Antonio Guterres, the head of the United Nations, has warned the world leaders gathering in Egypt for the COP27 climate summit that mankind must choose between cooperating or committing “collective death” in the fight against global warming.
Nearly 100 heads of state and government are gathering in the Red Sea resort of Sharm el-Sheikh, where they are being urged to further reduce emissions and provide financial support to developing nations already suffering from the effects of global warming.
The option is between cooperation and extinction for humanity, Guterres said at the meeting on Monday.
“It is either a climate solidarity contract or a collective suicide pact,” Guterres said, pleading with richer, more polluting nations to help out poorer, less polluting nations.
With tens of billions of dollars in damage and thousands of fatalities this year alone due to devastating floods in Nigeria and Pakistan, droughts in Kenya, Somalia, and the United States, and unheard-of heatwaves across three continents, nations around the world are dealing with increasingly severe natural disasters.
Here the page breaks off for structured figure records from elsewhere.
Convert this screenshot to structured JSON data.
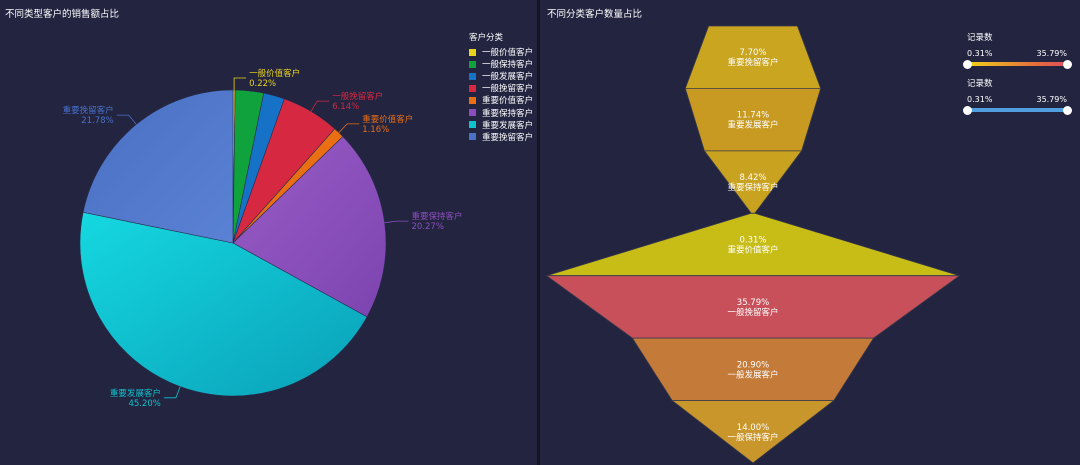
{
  "left_panel": {
    "title": "不同类型客户的销售额占比"
  },
  "right_panel": {
    "title": "不同分类客户数量占比"
  },
  "legend": {
    "title": "客户分类",
    "items": [
      {
        "label": "一般价值客户",
        "color": "#e8d41a"
      },
      {
        "label": "一般保持客户",
        "color": "#10a23c"
      },
      {
        "label": "一般发展客户",
        "color": "#1672c6"
      },
      {
        "label": "一般挽留客户",
        "color": "#d62841"
      },
      {
        "label": "重要价值客户",
        "color": "#ea6e14"
      },
      {
        "label": "重要保持客户",
        "color": "#8c4ebc"
      },
      {
        "label": "重要发展客户",
        "color": "#0ec2cd"
      },
      {
        "label": "重要挽留客户",
        "color": "#4b71c6"
      }
    ]
  },
  "sliders": [
    {
      "title": "记录数",
      "min_label": "0.31%",
      "max_label": "35.79%",
      "low_pct": 0,
      "high_pct": 100,
      "style": "warm"
    },
    {
      "title": "记录数",
      "min_label": "0.31%",
      "max_label": "35.79%",
      "low_pct": 0,
      "high_pct": 100,
      "style": "blue"
    }
  ],
  "chart_data": [
    {
      "type": "pie",
      "title": "不同类型客户的销售额占比",
      "legend_title": "客户分类",
      "legend_placement": "top-right",
      "slices": [
        {
          "name": "一般价值客户",
          "value": 0.22,
          "label": "一般价值客户",
          "value_label": "0.22%",
          "color": "#e8d41a"
        },
        {
          "name": "一般保持客户",
          "value": 3.0,
          "label": "",
          "value_label": "",
          "color": "#10a23c"
        },
        {
          "name": "一般发展客户",
          "value": 2.23,
          "label": "",
          "value_label": "",
          "color": "#1672c6"
        },
        {
          "name": "一般挽留客户",
          "value": 6.14,
          "label": "一般挽留客户",
          "value_label": "6.14%",
          "color": "#d62841"
        },
        {
          "name": "重要价值客户",
          "value": 1.16,
          "label": "重要价值客户",
          "value_label": "1.16%",
          "color": "#ea6e14"
        },
        {
          "name": "重要保持客户",
          "value": 20.27,
          "label": "重要保持客户",
          "value_label": "20.27%",
          "color": "#8c4ebc"
        },
        {
          "name": "重要发展客户",
          "value": 45.2,
          "label": "重要发展客户",
          "value_label": "45.20%",
          "color": "#0ec2cd"
        },
        {
          "name": "重要挽留客户",
          "value": 21.78,
          "label": "重要挽留客户",
          "value_label": "21.78%",
          "color": "#4b71c6"
        }
      ]
    },
    {
      "type": "funnel",
      "title": "不同分类客户数量占比",
      "segments": [
        {
          "name": "重要挽留客户",
          "value": 7.7,
          "value_label": "7.70%",
          "color": "#c9a520"
        },
        {
          "name": "重要发展客户",
          "value": 11.74,
          "value_label": "11.74%",
          "color": "#c89a22"
        },
        {
          "name": "重要保持客户",
          "value": 8.42,
          "value_label": "8.42%",
          "color": "#c9a21f"
        },
        {
          "name": "重要价值客户",
          "value": 0.31,
          "value_label": "0.31%",
          "color": "#c8bd16"
        },
        {
          "name": "一般挽留客户",
          "value": 35.79,
          "value_label": "35.79%",
          "color": "#c8505a"
        },
        {
          "name": "一般发展客户",
          "value": 20.9,
          "value_label": "20.90%",
          "color": "#c47a38"
        },
        {
          "name": "一般保持客户",
          "value": 14.0,
          "value_label": "14.00%",
          "color": "#c8962a"
        }
      ]
    }
  ]
}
The annual conference is being held in Egypt till November 18; Egyptian President Abdel Fattah el-Sisi noted, “We have seen one calamity after another.” “As soon as we deal with one calamity, another one pops up, causing loss and misery in waves.
“Isn’t it time to put a stop to all of this pain?’
However, Guterres warned leaders that they must not put climate change on the “back burner”.
He urged countries to increase emissions in order to meet the more ambitious Paris Agreement target of 1.5 degrees Celsius (2.7 degrees Fahrenheit) over pre-industrial levels. He called for a “historic” agreement between wealthy polluters and rising economies.
By the end of the decade, current trends would result in a 10% rise in carbon pollution and a 2.8C increase in surface temperature (5F).
He observed that despite years of climate negotiations—the Egypt COP is the 27th Conference of the Parties—progress has not been enough to prevent dangerous global warming because nations are moving too slowly or reluctantly.
“Greenhouse gas emissions continue to increase. The earth’s temperature is increasing. The climate turmoil on our planet is also rapidly approaching tipping points, according to him, which will be unreversible. “With our foot remaining on the accelerator, we are traveling down a motorway to climate hell.”
The head of the UN requested that nations come to an agreement to phase out coal use, one of the fuels with the highest carbon content, by 2040, with OECD members reaching that goal by 2030.